How to tell which IP Let's Encrypt is checking for validation

Help
1

Please fill out the fields below so we can help you better. Note: you must provide your domain name to get help. Domain names for issued certificates are all made public in Certificate Transparency logs (e.g. crt.sh | example.com), so withholding your domain name here does not increase secrecy, but only makes it harder for us to provide help.

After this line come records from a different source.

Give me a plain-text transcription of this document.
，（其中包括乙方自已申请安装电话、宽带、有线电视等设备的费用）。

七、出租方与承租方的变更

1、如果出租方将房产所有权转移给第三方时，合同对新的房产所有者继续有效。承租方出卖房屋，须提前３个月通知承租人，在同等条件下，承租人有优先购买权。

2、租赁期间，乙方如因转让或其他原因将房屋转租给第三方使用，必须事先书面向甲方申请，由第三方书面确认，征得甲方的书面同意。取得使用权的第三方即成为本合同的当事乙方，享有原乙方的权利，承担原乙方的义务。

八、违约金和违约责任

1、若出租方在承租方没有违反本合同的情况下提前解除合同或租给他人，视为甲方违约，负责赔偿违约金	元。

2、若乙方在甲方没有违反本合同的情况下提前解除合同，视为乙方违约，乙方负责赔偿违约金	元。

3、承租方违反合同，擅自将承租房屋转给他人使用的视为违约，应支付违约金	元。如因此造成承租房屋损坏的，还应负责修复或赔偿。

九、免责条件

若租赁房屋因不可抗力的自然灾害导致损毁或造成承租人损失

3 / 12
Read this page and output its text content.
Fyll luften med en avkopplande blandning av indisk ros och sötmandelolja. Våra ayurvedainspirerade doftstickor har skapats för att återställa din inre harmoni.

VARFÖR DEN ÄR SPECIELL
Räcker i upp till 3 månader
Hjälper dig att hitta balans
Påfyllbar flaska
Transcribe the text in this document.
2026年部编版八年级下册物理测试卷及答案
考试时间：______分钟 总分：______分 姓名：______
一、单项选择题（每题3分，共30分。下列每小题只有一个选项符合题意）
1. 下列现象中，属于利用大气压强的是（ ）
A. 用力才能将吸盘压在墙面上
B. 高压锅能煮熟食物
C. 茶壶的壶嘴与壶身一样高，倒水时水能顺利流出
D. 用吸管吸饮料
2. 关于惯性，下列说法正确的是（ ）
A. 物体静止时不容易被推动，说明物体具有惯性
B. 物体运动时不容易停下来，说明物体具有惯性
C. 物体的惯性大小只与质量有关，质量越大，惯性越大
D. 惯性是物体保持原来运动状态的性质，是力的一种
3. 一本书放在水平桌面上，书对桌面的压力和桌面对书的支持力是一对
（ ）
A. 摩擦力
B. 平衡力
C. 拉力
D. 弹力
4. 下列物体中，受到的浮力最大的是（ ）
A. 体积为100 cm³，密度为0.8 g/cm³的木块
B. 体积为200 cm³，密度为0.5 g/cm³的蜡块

My domain is: monorailex.org and innovaresource.com

I ran this command: Let's Encypt button in Virtualmin

It produced this output:
Saving debug log to /var/log/letsencrypt/letsencrypt.log
Plugins selected: Authenticator webroot, Installer None
Obtaining a new certificate
Performing the following challenges:
http-01 challenge for monorailex.org
http-01 challenge for www.monorailex.org
Using the webroot path /home/innovanv/domains/monorailex.org/public_html for all unmatched domains.
Waiting for verification...
Challenge failed for domain monorailex.org
Challenge failed for domain www.monorailex.org
http-01 challenge for monorailex.org
http-01 challenge for www.monorailex.org
Cleaning up challenges
Some challenges have failed.
IMPORTANT NOTES:

My web server is (include version): Apache version 2.4.41

The operating system my web server runs on is (include version): Ubuntu Linux 20.04.3

My hosting provider, if applicable, is: Linode

I can login to a root shell on my machine (yes or no, or I don't know): yes

I'm using a control panel to manage my site (no, or provide the name and version of the control panel): Virtualmin 6.17-3

The version of my client is (e.g. output of certbot --version or certbot-auto --version if you're using Certbot): certbot 0.40.0

I moved my sites from one host to another. I got certificates for some of the other sites, but these two keep giving me this error. I have looked at the Name Servers and the DNS and it looks right to me. Is there a way to tell which IP Let's Encrypt is trying to verify the response from? I don't see it trying in the access logs. I made the switchover 4 days ago.

1 Like
2

Welcome to the Let's Encrypt Community, Stephen :slightly_smiling_face:

Essentially, no. The IP addresses of the verification servers change.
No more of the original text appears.